- Bakeoven, Oregon Location within the state of Oregon Bakeoven, Oregon Bakeoven, Oregon (the United States)
- Coordinates: 45°05′11″N 120°50′23″W﻿ / ﻿45.08639°N 120.83972°W
- Country: United States
- State: Oregon
- County: Wasco
- Elevation: 2,667 ft (813 m)
- Time zone: UTC-8 (PST)
- • Summer (DST): UTC-7 (PDT)
- Area code: 541
- GNIS feature ID: 1136023

= Bakeoven, Oregon =

Unincorporated community in the state of Oregon, United States

Bakeoven is an unincorporated community in Wasco County, in the U.S. state of Oregon. It is southeast of Maupin and northwest of Shaniko along Bakeoven Creek, a tributary of the Deschutes River.
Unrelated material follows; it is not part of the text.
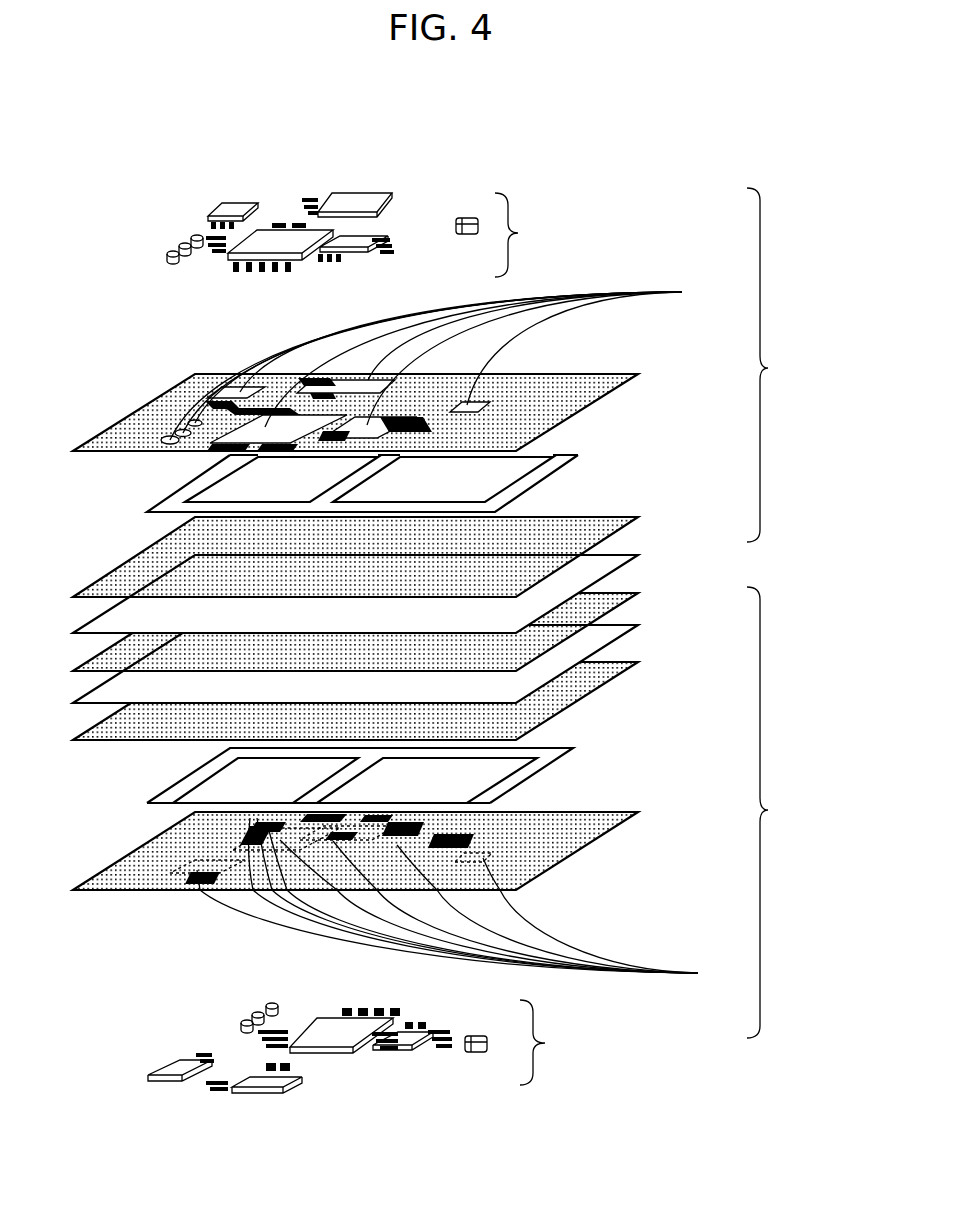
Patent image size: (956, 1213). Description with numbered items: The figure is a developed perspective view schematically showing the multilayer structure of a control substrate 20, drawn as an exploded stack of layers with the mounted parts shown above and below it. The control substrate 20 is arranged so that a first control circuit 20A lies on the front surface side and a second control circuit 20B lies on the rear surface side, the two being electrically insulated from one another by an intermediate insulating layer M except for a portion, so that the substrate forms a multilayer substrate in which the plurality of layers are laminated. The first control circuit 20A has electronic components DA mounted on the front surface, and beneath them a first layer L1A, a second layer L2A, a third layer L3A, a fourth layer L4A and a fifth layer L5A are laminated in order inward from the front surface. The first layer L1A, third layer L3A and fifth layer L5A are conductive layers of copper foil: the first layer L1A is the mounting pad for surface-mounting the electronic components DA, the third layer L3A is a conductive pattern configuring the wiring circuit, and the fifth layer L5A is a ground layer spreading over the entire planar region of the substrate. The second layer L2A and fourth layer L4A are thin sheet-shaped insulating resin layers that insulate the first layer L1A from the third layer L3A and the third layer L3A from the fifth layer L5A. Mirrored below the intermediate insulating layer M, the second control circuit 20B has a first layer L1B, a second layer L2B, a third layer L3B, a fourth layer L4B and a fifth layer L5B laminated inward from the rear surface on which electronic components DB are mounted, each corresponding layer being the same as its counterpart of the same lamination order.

Bakeoven was named for a clay and stone oven built in 1862 to make bread to sell to miners traveling along a trail from The Dalles to gold mines near Canyon City. The baker was said to have been a trader with a pack train of flour whose horses were driven off in the night by Native Americans. Joseph Sherar, another pioneer and businessman, is thought to have been at the scene at the time of the incident.

In 1905, the community, at the intersection of two stagecoach roads, had a post office, a hotel, general merchandise store, and a blacksmith shop. The Prineville road and the Canyon City road merged here and continued as one road to The Dalles. The Dalles - Canyon City road was later included in the land-grant route known as The Dalles Military Road.

A Bake Oven (two words) post office was established in 1875, and Ellen Burgess was the first postmaster. This office was discontinued in 1913, and for about a year the Bakeoven mail was handled by a nearby post office named Flangan. The Bakeoven (one word) post office was reopened in 1914 but closed again in 1918.